In the meantime, the admonishment of the young men who appear in the photographs, the photographer, and those who shared the images is significantly lighter than that meted out to the girl. In particular, this rírá has brought to the fore a trope of which this writer is bloody tired: the treatment of male sexuality as immature, irresponsible, and instinctive to the point of recklessness.

While the female participant in the photographed acts was demonised for her inability to “respect herself” (another moral standard long past retirement age), the young men were excused because, apparently, men are incapable of saying no when a woman offers them a slice o’ vice. How this is even still accepted as truth is mind-boggling. Just as it does a disserve to women to claim their worth is tied up in their exclusivity, because female sexuality is a prize to be wrested from a woman’s panicked hands, it does a disservice to men to claim they’re slaves to their genitalia and completely incapable of giving meaningful consent.

Take both angles as fact, and you’ll realise why there’s such disparity in blame in this case: the girl in the photographs has lost her worth by opening her mouth, and the boys never had any to begin with. What a sad society the detractors have built for themselves.

Trial by social media

What this furore has told us is that Ireland – oh, let’s face it, everywhere – needs to split women into disparate archetypes in order to get its head around them. The photographed girl is demonised for being an active participant in a sexual act; are we to deduce that the ideal woman is someone sexy who doesn’t like sex? There isn’t just shame levelled at the girl in the photographs: there’s hate. Hundreds of publicly commenting know-it-alls, men and women, adults and youths, hate this girl for what she did when, assuming her consent, what she did hurt no one. She wouldn’t have received this level of spitting wrath if she’d burned down an orphanage.

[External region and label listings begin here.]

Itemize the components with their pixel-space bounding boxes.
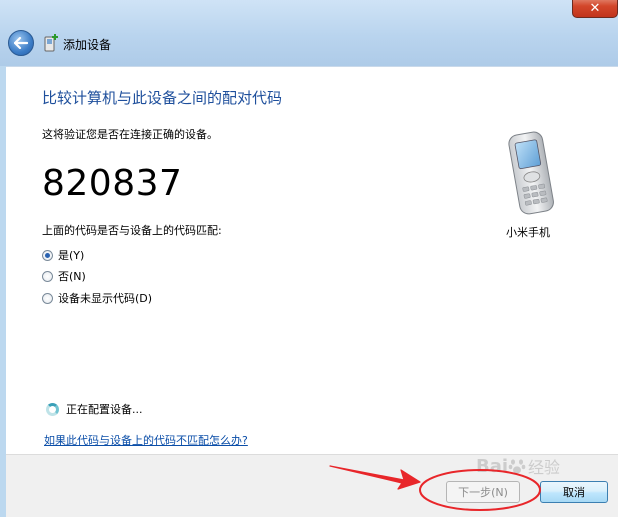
back-arrow-icon	[14, 37, 28, 49]
radio-button[interactable]	[42, 270, 53, 282]
close-icon: ✕	[589, 0, 601, 16]
mobile-phone-icon	[508, 131, 554, 215]
verify-text: 这将验证您是否在连接正确的设备。	[42, 128, 218, 141]
wizard-content: 比较计算机与此设备之间的配对代码 这将验证您是否在连接正确的设备。 820837…	[6, 66, 618, 455]
status-row: 正在配置设备...	[46, 401, 143, 417]
bluetooth-device-icon	[44, 34, 58, 52]
radio-no[interactable]: 否(N)	[42, 268, 86, 284]
watermark: Bai 经验	[476, 454, 560, 478]
pairing-code: 820837	[42, 163, 183, 204]
radio-label-no: 否(N)	[58, 270, 86, 283]
page-heading: 比较计算机与此设备之间的配对代码	[42, 89, 283, 107]
paw-icon	[508, 459, 526, 474]
title-bar: ✕ 添加设备	[0, 0, 618, 66]
help-link[interactable]: 如果此代码与设备上的代码不匹配怎么办?	[44, 432, 248, 448]
watermark-sub: 经验	[528, 458, 561, 477]
radio-label-no-code: 设备未显示代码(D)	[58, 292, 153, 305]
radio-button[interactable]	[42, 292, 53, 304]
radio-no-code[interactable]: 设备未显示代码(D)	[42, 290, 152, 306]
back-button[interactable]	[8, 30, 34, 56]
radio-button-selected[interactable]	[42, 249, 53, 261]
close-button[interactable]: ✕	[572, 0, 618, 18]
watermark-text: Bai	[476, 455, 509, 477]
radio-yes[interactable]: 是(Y)	[42, 247, 84, 263]
status-text: 正在配置设备...	[66, 403, 143, 416]
window-title: 添加设备	[63, 38, 112, 52]
next-button[interactable]: 下一步(N)	[446, 481, 520, 503]
match-question: 上面的代码是否与设备上的代码匹配:	[42, 224, 222, 237]
cancel-button[interactable]: 取消	[540, 481, 608, 503]
device-image	[496, 127, 566, 221]
radio-label-yes: 是(Y)	[58, 249, 85, 262]
device-name: 小米手机	[506, 226, 550, 239]
loading-spinner-icon	[46, 402, 59, 416]
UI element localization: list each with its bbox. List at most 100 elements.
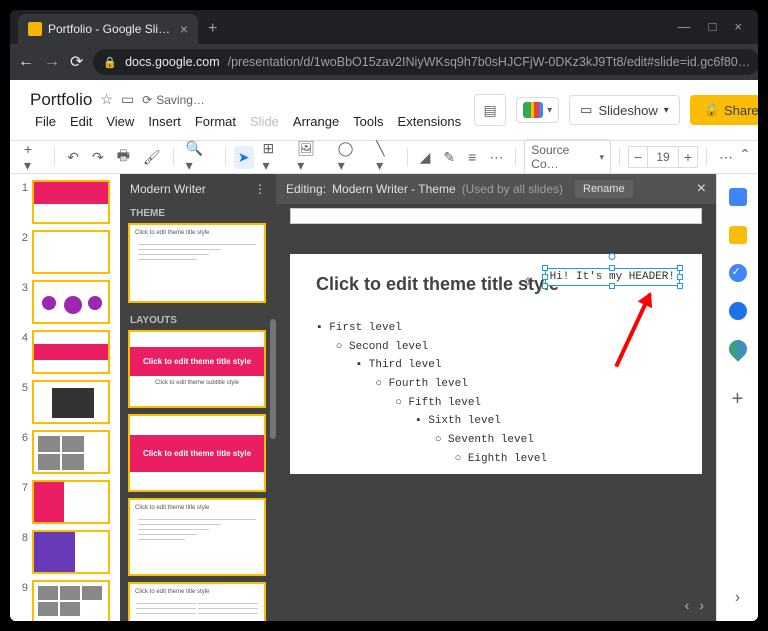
line-tool[interactable]: ╲ ▾ bbox=[372, 137, 399, 177]
border-weight-button[interactable]: ≡ bbox=[464, 146, 480, 168]
layout-thumb-title[interactable]: Click to edit theme title style Click to… bbox=[128, 330, 266, 408]
horizontal-ruler[interactable] bbox=[290, 208, 702, 224]
doc-title[interactable]: Portfolio bbox=[30, 90, 92, 110]
resize-handle-n[interactable] bbox=[609, 265, 615, 271]
font-family-select[interactable]: Source Co…▾ bbox=[524, 139, 611, 175]
reload-button[interactable]: ⟳ bbox=[70, 52, 83, 72]
main-area: 1 2 3 4 5 6 7 8 9 10 Modern Writer ⋮ THE… bbox=[10, 174, 758, 621]
address-bar: ← → ⟳ 🔒 docs.google.com /presentation/d/… bbox=[10, 44, 758, 80]
resize-handle-s[interactable] bbox=[609, 283, 615, 289]
close-editor-button[interactable]: × bbox=[697, 180, 706, 198]
resize-handle-e[interactable] bbox=[677, 274, 683, 280]
url-path: /presentation/d/1woBbO15zav2INiyWKsq9h7b… bbox=[228, 55, 751, 69]
slide-thumb-7[interactable] bbox=[32, 480, 110, 524]
slide-thumb-2[interactable] bbox=[32, 230, 110, 274]
zoom-button[interactable]: 🔍 ▾ bbox=[182, 137, 217, 177]
collapse-toolbar-button[interactable]: ˆ bbox=[742, 147, 748, 168]
contacts-icon[interactable] bbox=[729, 302, 747, 320]
font-size-value[interactable]: 19 bbox=[648, 146, 678, 168]
print-button[interactable]: 🖶 bbox=[113, 142, 134, 172]
redo-button[interactable]: ↷ bbox=[88, 146, 108, 169]
menu-arrange[interactable]: Arrange bbox=[288, 112, 344, 131]
new-tab-button[interactable]: + bbox=[208, 20, 217, 38]
minimize-icon[interactable]: — bbox=[678, 19, 691, 34]
add-addon-button[interactable]: + bbox=[732, 388, 744, 411]
paint-format-button[interactable]: 🖌 bbox=[139, 146, 165, 169]
keep-icon[interactable] bbox=[729, 226, 747, 244]
more-tools-button[interactable]: ⋯ bbox=[715, 146, 737, 169]
menu-format[interactable]: Format bbox=[190, 112, 241, 131]
collapse-sidepanel-button[interactable]: › bbox=[735, 589, 740, 607]
menu-file[interactable]: File bbox=[30, 112, 61, 131]
meet-button[interactable]: ▾ bbox=[516, 97, 559, 123]
shape-tool[interactable]: ◯ ▾ bbox=[334, 137, 367, 177]
resize-handle-ne[interactable] bbox=[677, 265, 683, 271]
forward-button[interactable]: → bbox=[44, 53, 60, 71]
close-window-icon[interactable]: × bbox=[734, 19, 742, 34]
menu-view[interactable]: View bbox=[101, 112, 139, 131]
share-button[interactable]: 🔒 Share bbox=[690, 95, 758, 125]
header-textbox-selected[interactable]: Hi! It's my HEADER! ⇕ bbox=[545, 268, 680, 286]
browser-tab[interactable]: Portfolio - Google Slides × bbox=[18, 14, 198, 44]
resize-handle-w[interactable] bbox=[542, 274, 548, 280]
menu-extensions[interactable]: Extensions bbox=[393, 112, 467, 131]
tasks-icon[interactable] bbox=[729, 264, 747, 282]
slide-thumb-3[interactable] bbox=[32, 280, 110, 324]
theme-menu-icon[interactable]: ⋮ bbox=[254, 182, 266, 196]
back-button[interactable]: ← bbox=[18, 53, 34, 71]
theme-body-placeholder[interactable]: ▪ First level ○ Second level ▪ Third lev… bbox=[316, 319, 676, 469]
window-controls: — □ × bbox=[678, 19, 750, 44]
rename-button[interactable]: Rename bbox=[575, 180, 633, 198]
image-tool[interactable]: 🖼 ▾ bbox=[293, 137, 328, 177]
calendar-icon[interactable] bbox=[729, 188, 747, 206]
slides-favicon bbox=[28, 22, 42, 36]
fill-color-button[interactable]: ◢ bbox=[416, 146, 435, 169]
menu-edit[interactable]: Edit bbox=[65, 112, 97, 131]
move-icon[interactable]: ▭ bbox=[121, 91, 134, 108]
theme-panel-header: Modern Writer ⋮ bbox=[120, 174, 276, 204]
tab-close-icon[interactable]: × bbox=[180, 21, 188, 37]
slide-thumb-8[interactable] bbox=[32, 530, 110, 574]
slide-thumb-1[interactable] bbox=[32, 180, 110, 224]
resize-handle-sw[interactable] bbox=[542, 283, 548, 289]
theme-section-label: THEME bbox=[128, 204, 268, 223]
slide-thumb-4[interactable] bbox=[32, 330, 110, 374]
url-host: docs.google.com bbox=[125, 55, 220, 69]
resize-handle-se[interactable] bbox=[677, 283, 683, 289]
menu-tools[interactable]: Tools bbox=[348, 112, 388, 131]
next-slide-button[interactable]: › bbox=[699, 597, 704, 613]
select-tool[interactable]: ➤ bbox=[234, 146, 254, 169]
slide-canvas[interactable]: Click to edit theme title style ▪ First … bbox=[290, 254, 702, 474]
comments-button[interactable]: ▤ bbox=[474, 94, 506, 126]
textbox-tool[interactable]: ⊞ ▾ bbox=[259, 137, 289, 177]
theme-panel: Modern Writer ⋮ THEME Click to edit them… bbox=[120, 174, 276, 621]
drag-handle-icon[interactable]: ⇕ bbox=[524, 273, 532, 290]
maximize-icon[interactable]: □ bbox=[709, 19, 717, 34]
border-color-button[interactable]: ✎ bbox=[439, 146, 459, 169]
menu-insert[interactable]: Insert bbox=[143, 112, 186, 131]
font-size-decrease[interactable]: − bbox=[628, 146, 648, 168]
layout-thumb-body[interactable]: Click to edit theme title style bbox=[128, 498, 266, 576]
filmstrip[interactable]: 1 2 3 4 5 6 7 8 9 10 bbox=[10, 174, 120, 621]
undo-button[interactable]: ↶ bbox=[63, 146, 83, 169]
prev-slide-button[interactable]: ‹ bbox=[685, 597, 690, 613]
layout-thumb-section[interactable]: Click to edit theme title style bbox=[128, 414, 266, 492]
url-field[interactable]: 🔒 docs.google.com /presentation/d/1woBbO… bbox=[93, 49, 758, 75]
slide-thumb-9[interactable] bbox=[32, 580, 110, 621]
maps-icon[interactable] bbox=[725, 336, 750, 361]
slide-thumb-6[interactable] bbox=[32, 430, 110, 474]
theme-master-thumb[interactable]: Click to edit theme title style bbox=[128, 223, 266, 303]
resize-handle-nw[interactable] bbox=[542, 265, 548, 271]
star-icon[interactable]: ☆ bbox=[100, 91, 113, 108]
side-panel: + › bbox=[716, 174, 758, 621]
slideshow-button[interactable]: ▭ Slideshow ▾ bbox=[569, 95, 680, 125]
font-size-increase[interactable]: + bbox=[678, 146, 698, 168]
meet-camera-icon bbox=[523, 102, 543, 118]
border-dash-button[interactable]: ⋯ bbox=[485, 146, 507, 169]
layout-thumb-two-col[interactable]: Click to edit theme title style bbox=[128, 582, 266, 621]
slides-app: Portfolio ☆ ▭ ⟳Saving… File Edit View In… bbox=[10, 80, 758, 621]
new-slide-button[interactable]: + ▾ bbox=[20, 138, 46, 177]
chevron-down-icon: ▾ bbox=[664, 105, 669, 116]
slide-thumb-5[interactable] bbox=[32, 380, 110, 424]
rotate-handle[interactable] bbox=[609, 253, 616, 260]
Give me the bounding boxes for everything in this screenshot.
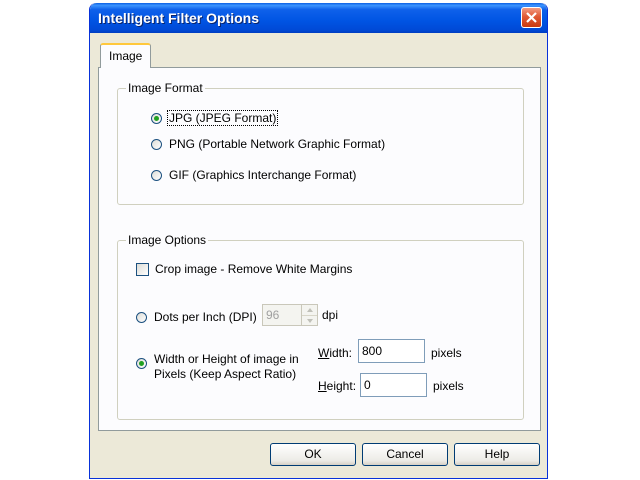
dpi-label: Dots per Inch (DPI) bbox=[154, 310, 257, 324]
width-label-rest: idth: bbox=[329, 346, 353, 360]
pixels-label-line2: Pixels (Keep Aspect Ratio) bbox=[154, 367, 297, 381]
help-button[interactable]: Help bbox=[454, 443, 540, 466]
dpi-spinner[interactable] bbox=[301, 304, 318, 326]
jpg-label: JPG (JPEG Format) bbox=[166, 110, 279, 126]
dpi-radio[interactable] bbox=[136, 312, 147, 323]
pixels-radio[interactable] bbox=[136, 358, 147, 369]
gif-radio[interactable] bbox=[151, 170, 162, 181]
jpg-radio[interactable] bbox=[151, 113, 162, 124]
png-label: PNG (Portable Network Graphic Format) bbox=[169, 137, 386, 151]
intelligent-filter-options-dialog: Intelligent Filter Options Image Image F… bbox=[89, 3, 548, 479]
cancel-button[interactable]: Cancel bbox=[362, 443, 448, 466]
pixels-label-line1: Width or Height of image in bbox=[154, 352, 299, 366]
spin-down-arrow-icon[interactable] bbox=[307, 319, 313, 323]
crop-label: Crop image - Remove White Margins bbox=[155, 262, 353, 276]
width-label: Width: bbox=[318, 346, 352, 360]
height-unit: pixels bbox=[433, 379, 464, 393]
height-label-rest: eight: bbox=[326, 379, 357, 393]
close-x-icon bbox=[526, 12, 537, 23]
image-format-group-title: Image Format bbox=[126, 81, 205, 95]
height-label-mnemonic: H bbox=[318, 379, 327, 393]
height-label: Height: bbox=[318, 379, 356, 393]
tab-image[interactable]: Image bbox=[100, 43, 151, 68]
window-title: Intelligent Filter Options bbox=[98, 10, 259, 26]
tab-panel-image: Image Format JPG (JPEG Format) PNG (Port… bbox=[98, 67, 541, 431]
dpi-unit: dpi bbox=[322, 308, 339, 322]
tab-image-label: Image bbox=[109, 49, 143, 63]
width-input[interactable] bbox=[358, 339, 425, 363]
dpi-input[interactable] bbox=[262, 304, 305, 326]
image-options-group: Image Options Crop image - Remove White … bbox=[117, 233, 524, 420]
width-unit: pixels bbox=[431, 346, 462, 360]
image-format-group: Image Format JPG (JPEG Format) PNG (Port… bbox=[117, 81, 524, 205]
dpi-spin-up[interactable] bbox=[302, 305, 317, 316]
ok-button[interactable]: OK bbox=[270, 443, 356, 466]
spin-up-arrow-icon bbox=[307, 308, 313, 312]
image-options-group-title: Image Options bbox=[126, 233, 209, 247]
height-input[interactable] bbox=[360, 373, 427, 397]
gif-label: GIF (Graphics Interchange Format) bbox=[169, 168, 357, 182]
crop-checkbox[interactable] bbox=[136, 263, 149, 276]
close-button[interactable] bbox=[521, 7, 542, 28]
png-radio[interactable] bbox=[151, 139, 162, 150]
title-bar[interactable]: Intelligent Filter Options bbox=[90, 3, 547, 33]
width-label-mnemonic: W bbox=[318, 346, 330, 360]
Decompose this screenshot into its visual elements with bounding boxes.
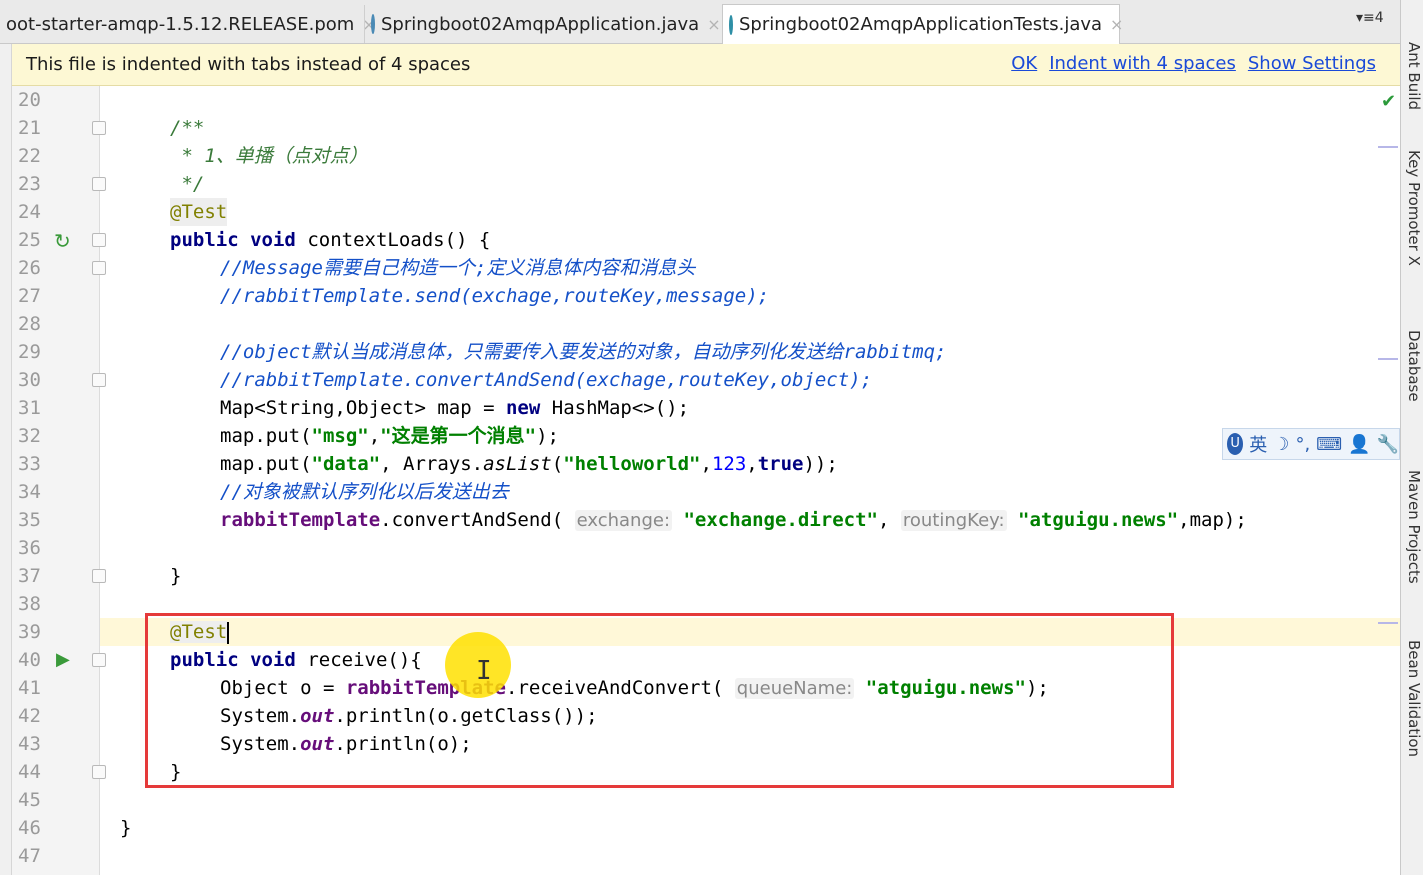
line-number: 30 (18, 369, 41, 391)
left-tool-strip (0, 44, 12, 875)
java-class-icon (729, 14, 733, 35)
line-number: 40 (18, 649, 41, 671)
maven-projects-panel[interactable]: Maven Projects (1405, 470, 1423, 584)
ime-wrench-icon[interactable]: 🔧 (1377, 434, 1399, 455)
key-promoter-panel[interactable]: Key Promoter X (1405, 150, 1423, 266)
indent-notification-bar: This file is indented with tabs instead … (12, 44, 1400, 86)
highlight-annotation-box (145, 613, 1174, 788)
line-number: 25 (18, 229, 41, 251)
ime-toolbar[interactable]: U 英 ☽ °, ⌨ 👤 🔧 (1222, 428, 1400, 460)
ime-user-icon[interactable]: 👤 (1348, 434, 1370, 455)
check-icon: ✔ (1381, 91, 1397, 112)
line-number: 23 (18, 173, 41, 195)
text-cursor-icon: I (476, 656, 492, 686)
close-icon[interactable]: × (1110, 15, 1123, 34)
notification-message: This file is indented with tabs instead … (26, 54, 471, 75)
line-number: 22 (18, 145, 41, 167)
code-line-24: @Test (170, 198, 228, 226)
line-number: 37 (18, 565, 41, 587)
line-number: 36 (18, 537, 41, 559)
ime-logo-icon: U (1227, 433, 1244, 455)
tab-overflow-menu-icon[interactable]: ▾≡4 (1356, 10, 1384, 26)
scroll-marker[interactable] (1378, 622, 1398, 624)
line-number: 41 (18, 677, 41, 699)
java-class-icon (371, 14, 375, 34)
right-tool-strip: Ant Build Key Promoter X Database Maven … (1400, 0, 1423, 875)
code-line-22: * 1、单播（点对点） (170, 145, 368, 167)
line-number: 35 (18, 509, 41, 531)
line-number: 45 (18, 789, 41, 811)
line-number: 24 (18, 201, 41, 223)
tab-label: Springboot02AmqpApplication.java (381, 13, 700, 35)
tab-pom[interactable]: oot-starter-amqp-1.5.12.RELEASE.pom × (0, 5, 376, 43)
tab-label: oot-starter-amqp-1.5.12.RELEASE.pom (6, 13, 355, 35)
line-number: 33 (18, 453, 41, 475)
scroll-marker[interactable] (1378, 146, 1398, 148)
code-line-34: //对象被默认序列化以后发送出去 (220, 481, 509, 503)
code-line-26: //Message需要自己构造一个;定义消息体内容和消息头 (220, 257, 696, 279)
editor-tab-bar: oot-starter-amqp-1.5.12.RELEASE.pom × Sp… (0, 0, 1400, 44)
ant-build-panel[interactable]: Ant Build (1405, 42, 1423, 110)
run-test-icon[interactable]: ▶ (56, 649, 70, 670)
line-number: 47 (18, 845, 41, 867)
line-number: 38 (18, 593, 41, 615)
tab-label: Springboot02AmqpApplicationTests.java (739, 14, 1103, 35)
line-number: 21 (18, 117, 41, 139)
line-number: 32 (18, 425, 41, 447)
ime-keyboard-icon[interactable]: ⌨ (1316, 434, 1342, 455)
line-number: 31 (18, 397, 41, 419)
line-number: 20 (18, 89, 41, 111)
line-number: 34 (18, 481, 41, 503)
code-line-31: Map<String,Object> map = new HashMap<>()… (220, 397, 690, 419)
line-number: 46 (18, 817, 41, 839)
line-number: 42 (18, 705, 41, 727)
tab-application[interactable]: Springboot02AmqpApplication.java × (364, 5, 721, 43)
ime-language-toggle[interactable]: 英 (1249, 431, 1267, 457)
code-line-35: rabbitTemplate.convertAndSend( exchange:… (220, 509, 1247, 531)
ok-link[interactable]: OK (1011, 53, 1037, 74)
code-line-25: public void contextLoads() { (170, 229, 491, 251)
ime-punctuation-icon[interactable]: °, (1295, 434, 1310, 455)
line-number: 44 (18, 761, 41, 783)
bean-validation-panel[interactable]: Bean Validation (1405, 640, 1423, 757)
code-line-27: //rabbitTemplate.send(exchage,routeKey,m… (220, 285, 770, 307)
show-settings-link[interactable]: Show Settings (1248, 53, 1376, 74)
code-line-21: /** (170, 117, 205, 139)
code-line-23: */ (170, 173, 205, 195)
close-icon[interactable]: × (707, 15, 720, 34)
line-number: 39 (18, 621, 41, 643)
scroll-marker[interactable] (1378, 358, 1398, 360)
database-panel[interactable]: Database (1405, 330, 1423, 402)
code-line-30: //rabbitTemplate.convertAndSend(exchage,… (220, 369, 873, 391)
code-line-33: map.put("data", Arrays.asList("helloworl… (220, 453, 838, 475)
code-line-37: } (170, 565, 182, 587)
tab-application-tests[interactable]: Springboot02AmqpApplicationTests.java × (722, 4, 1123, 44)
code-line-32: map.put("msg","这是第一个消息"); (220, 425, 559, 447)
line-number: 27 (18, 285, 41, 307)
line-number: 28 (18, 313, 41, 335)
indent-with-spaces-link[interactable]: Indent with 4 spaces (1049, 53, 1236, 74)
line-number: 29 (18, 341, 41, 363)
code-line-46: } (120, 817, 132, 839)
line-number: 43 (18, 733, 41, 755)
line-number: 26 (18, 257, 41, 279)
run-with-coverage-icon[interactable]: ↻ (54, 229, 71, 253)
ime-moon-icon[interactable]: ☽ (1273, 434, 1289, 455)
code-line-29: //object默认当成消息体，只需要传入要发送的对象，自动序列化发送给rabb… (220, 341, 947, 363)
line-gutter: 20 21 22 23 24 25 26 27 28 29 30 31 32 33 34 35 36 37 38 39… (12, 86, 106, 875)
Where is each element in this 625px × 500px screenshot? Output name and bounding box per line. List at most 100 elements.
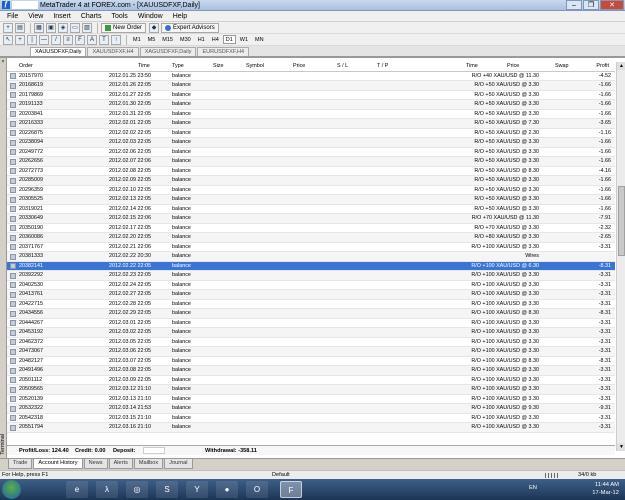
table-row[interactable]: 20371767 2012.02.21 22:06 balance R/O +100 … (7, 243, 615, 252)
timeframe-m5[interactable]: M5 (145, 35, 159, 44)
menu-tools[interactable]: Tools (106, 11, 132, 22)
language-indicator[interactable]: EN (529, 485, 537, 491)
metatrader-icon[interactable]: F (280, 481, 302, 498)
table-row[interactable]: 20272773 2012.02.08 22:05 balance R/O +50 X… (7, 167, 615, 176)
chart-tab-xauusd-h4[interactable]: XAUUSDFXF,H4 (87, 47, 139, 56)
table-row[interactable]: 20179869 2012.01.27 22:05 balance R/O +50 X… (7, 91, 615, 100)
table-row[interactable]: 20203841 2012.01.31 22:05 balance R/O +50 X… (7, 110, 615, 119)
table-row[interactable]: 20238094 2012.02.03 22:05 balance R/O +50 X… (7, 138, 615, 148)
header-size[interactable]: Size (213, 62, 224, 71)
table-row[interactable]: 20444267 2012.03.01 22:05 balance R/O +100 … (7, 319, 615, 328)
header-symbol[interactable]: Symbol (246, 62, 264, 71)
table-row[interactable]: 20520139 2012.03.13 21:10 balance R/O +100 … (7, 395, 615, 404)
header-close-time[interactable]: Time (466, 62, 478, 71)
arrows-icon[interactable]: ↑ (111, 34, 121, 45)
tab-trade[interactable]: Trade (8, 459, 33, 469)
scroll-down-icon[interactable]: ▼ (617, 443, 625, 451)
table-row[interactable]: 20402530 2012.02.24 22:05 balance R/O +100 … (7, 281, 615, 290)
header-sl[interactable]: S / L (337, 62, 348, 71)
table-row[interactable]: 20501112 2012.03.09 22:05 balance R/O +100 … (7, 376, 615, 385)
timeframe-h4[interactable]: H4 (209, 35, 222, 44)
table-row[interactable]: 20473067 2012.03.06 22:05 balance R/O +100 … (7, 347, 615, 357)
timeframe-m15[interactable]: M15 (159, 35, 176, 44)
header-close-price[interactable]: Price (507, 62, 519, 71)
header-tp[interactable]: T / P (377, 62, 388, 71)
table-row[interactable]: 20168619 2012.01.26 22:05 balance R/O +50 X… (7, 81, 615, 91)
new-chart-icon[interactable]: + (3, 22, 13, 33)
table-row[interactable]: 20305525 2012.02.13 22:05 balance R/O +50 X… (7, 195, 615, 205)
market-watch-icon[interactable]: ▦ (34, 22, 44, 33)
table-row[interactable]: 20509565 2012.03.12 21:10 balance R/O +100 … (7, 385, 615, 395)
navigator-icon[interactable]: ◈ (58, 22, 68, 33)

C’mon, Ireland. Let’s recalibrate. Blowing a dude is fine. Blowing fourteen dudes is fine. Being shamed over a sex act performed with full consent is not fine. The amount of morons who think that a girl giving head is a bad thing is actually alarming. And it’s sad – desperately sad – that one young woman had to suffer in the firing line while we argued this out of our system.

One might ask where this angry, fearful generation came from, but my guess is we all know the answer. As the moral authority of the Church wanes, a new religion takes its place. Its methods might be different, but that’s just new perfume applied to the same old shit. Trial by social media: it’s quick, it’s brutal, and it’s very, very disappointing.